No sabía que esa humillación paralizante era, lo mismo que el dolor de cabeza, una secuela química del alcohol. Aunque saberlo no lo hubiera ayudado mucho. La vergüenza —el sentimiento de bajeza y extrañamiento-era una revelación. Ahora veía las cosas con una lucidez nueva, una lucidez horrible; veía mucho más allá de esos recuerdos incoherentes del final de la noche en casa de Vea. No era sólo la pobre Vea quien lo había traicionado. No era sólo el alcohol lo que había tratado de vomitar: era todo el pan que había comido en Urras. Apoyó los codos sobre el escritorio y con la cabeza entre las manos, oprimiéndose las sienes, en la postura contraída del hombre atormentado, se examinó a la luz de la vergüenza.
En Anarres, desafiando las esperanzas de su sociedad, había elegido hacer el trabajo que como individuo se sentía llamado a hacer.
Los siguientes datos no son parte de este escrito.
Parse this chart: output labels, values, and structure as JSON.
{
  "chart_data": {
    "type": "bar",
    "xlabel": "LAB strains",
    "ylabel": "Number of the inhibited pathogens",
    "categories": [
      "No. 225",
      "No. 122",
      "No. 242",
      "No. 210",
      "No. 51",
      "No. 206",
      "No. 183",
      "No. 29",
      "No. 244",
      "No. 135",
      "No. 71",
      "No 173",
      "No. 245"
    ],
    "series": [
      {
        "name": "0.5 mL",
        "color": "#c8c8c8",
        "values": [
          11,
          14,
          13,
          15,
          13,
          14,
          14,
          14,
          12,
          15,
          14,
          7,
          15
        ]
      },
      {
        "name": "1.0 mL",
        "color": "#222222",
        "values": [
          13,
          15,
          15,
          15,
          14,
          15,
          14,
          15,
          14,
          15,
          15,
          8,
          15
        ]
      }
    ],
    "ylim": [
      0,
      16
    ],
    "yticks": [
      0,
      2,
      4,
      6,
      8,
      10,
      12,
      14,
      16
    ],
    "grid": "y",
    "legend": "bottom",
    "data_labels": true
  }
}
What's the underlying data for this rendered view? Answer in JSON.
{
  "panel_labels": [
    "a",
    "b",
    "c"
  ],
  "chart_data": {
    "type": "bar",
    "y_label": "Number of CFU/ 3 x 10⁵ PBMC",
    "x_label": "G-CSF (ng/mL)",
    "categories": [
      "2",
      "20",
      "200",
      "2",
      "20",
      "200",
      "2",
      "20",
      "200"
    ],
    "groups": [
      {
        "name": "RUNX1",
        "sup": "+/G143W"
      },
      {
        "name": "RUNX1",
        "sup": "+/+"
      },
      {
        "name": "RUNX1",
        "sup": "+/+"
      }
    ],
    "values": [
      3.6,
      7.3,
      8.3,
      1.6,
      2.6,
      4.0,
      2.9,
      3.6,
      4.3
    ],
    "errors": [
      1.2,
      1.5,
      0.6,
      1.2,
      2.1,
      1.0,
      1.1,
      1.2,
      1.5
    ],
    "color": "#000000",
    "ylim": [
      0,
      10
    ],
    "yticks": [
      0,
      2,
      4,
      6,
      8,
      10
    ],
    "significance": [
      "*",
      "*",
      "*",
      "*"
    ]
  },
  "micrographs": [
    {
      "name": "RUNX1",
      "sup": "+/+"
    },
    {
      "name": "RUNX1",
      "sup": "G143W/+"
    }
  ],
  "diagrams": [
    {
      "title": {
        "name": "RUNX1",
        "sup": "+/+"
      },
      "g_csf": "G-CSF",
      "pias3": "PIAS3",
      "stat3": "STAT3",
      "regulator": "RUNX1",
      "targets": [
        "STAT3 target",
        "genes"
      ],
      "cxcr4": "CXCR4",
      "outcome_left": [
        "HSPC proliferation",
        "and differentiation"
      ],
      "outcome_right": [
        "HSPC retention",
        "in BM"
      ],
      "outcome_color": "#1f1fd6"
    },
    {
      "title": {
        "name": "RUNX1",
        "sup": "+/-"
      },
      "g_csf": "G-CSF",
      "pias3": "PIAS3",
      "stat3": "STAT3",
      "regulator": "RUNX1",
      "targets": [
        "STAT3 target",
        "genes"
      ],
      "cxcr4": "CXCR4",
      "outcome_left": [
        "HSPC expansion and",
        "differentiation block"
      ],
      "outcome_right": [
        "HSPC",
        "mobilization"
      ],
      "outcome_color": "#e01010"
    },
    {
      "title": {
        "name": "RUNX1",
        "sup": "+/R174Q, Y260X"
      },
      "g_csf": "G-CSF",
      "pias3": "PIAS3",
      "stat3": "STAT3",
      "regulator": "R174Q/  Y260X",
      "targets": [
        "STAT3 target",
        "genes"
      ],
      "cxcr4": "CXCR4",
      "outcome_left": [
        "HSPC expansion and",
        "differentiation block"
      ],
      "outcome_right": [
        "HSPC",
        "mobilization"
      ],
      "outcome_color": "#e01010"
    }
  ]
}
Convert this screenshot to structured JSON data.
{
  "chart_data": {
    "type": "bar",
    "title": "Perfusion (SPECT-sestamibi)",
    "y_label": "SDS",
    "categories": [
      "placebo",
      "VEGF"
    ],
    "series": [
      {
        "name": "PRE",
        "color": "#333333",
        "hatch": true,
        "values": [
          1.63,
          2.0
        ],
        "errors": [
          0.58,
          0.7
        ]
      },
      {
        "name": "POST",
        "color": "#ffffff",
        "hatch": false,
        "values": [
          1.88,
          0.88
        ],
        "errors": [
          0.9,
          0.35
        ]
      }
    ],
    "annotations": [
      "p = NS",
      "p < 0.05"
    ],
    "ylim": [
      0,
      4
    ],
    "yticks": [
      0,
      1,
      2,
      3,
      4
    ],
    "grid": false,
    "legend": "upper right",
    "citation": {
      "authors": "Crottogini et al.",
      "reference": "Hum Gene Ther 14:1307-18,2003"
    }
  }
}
Hacerlo significaba rebelarse: arriesgar el yo por la sociedad.
Aquí en Urras, semejante acto de rebeldía era un lujo, un capricho.
Ser un físico en A-Io significaba servir no a la sociedad, no a la humanidad, no a la verdad, sino al Estado.
En la primera noche en este mismo cuarto les había preguntado, retador y curioso:
—¿Qué van a hacer conmigo? —Ahora sabía lo que ellos habían hecho con él. Chifoilisk le había dicho la simple verdad. Se habían apropiado de él. Él se había propuesto negociar con ellos, la idea de un anarquista iluso. El individuo no puede negociar con el Estado. El Estado no reconoce otro sistema monetario que el del poder: y él mismo acuña las monedas.
Ahora veía —en detalle, paso a paso desde el comienzo— que había cometido un error en venir a Urras, un primer gran error que amenazaba prolongarse por el resto de sus días. Una vez que vio esto, una vez que hubo pasado revista a todas las evidencias que durante meses había reprimido y rechazado —y le llevó mucho tiempo, allí sentado, inmóvil frente al escritorio-hasta llegar a la última escena ridícula y abominable con Vea, y la hubo revivido otra vez, mientras le ardía la cara y le canturreaban los oídos: entonces todo quedó atrás.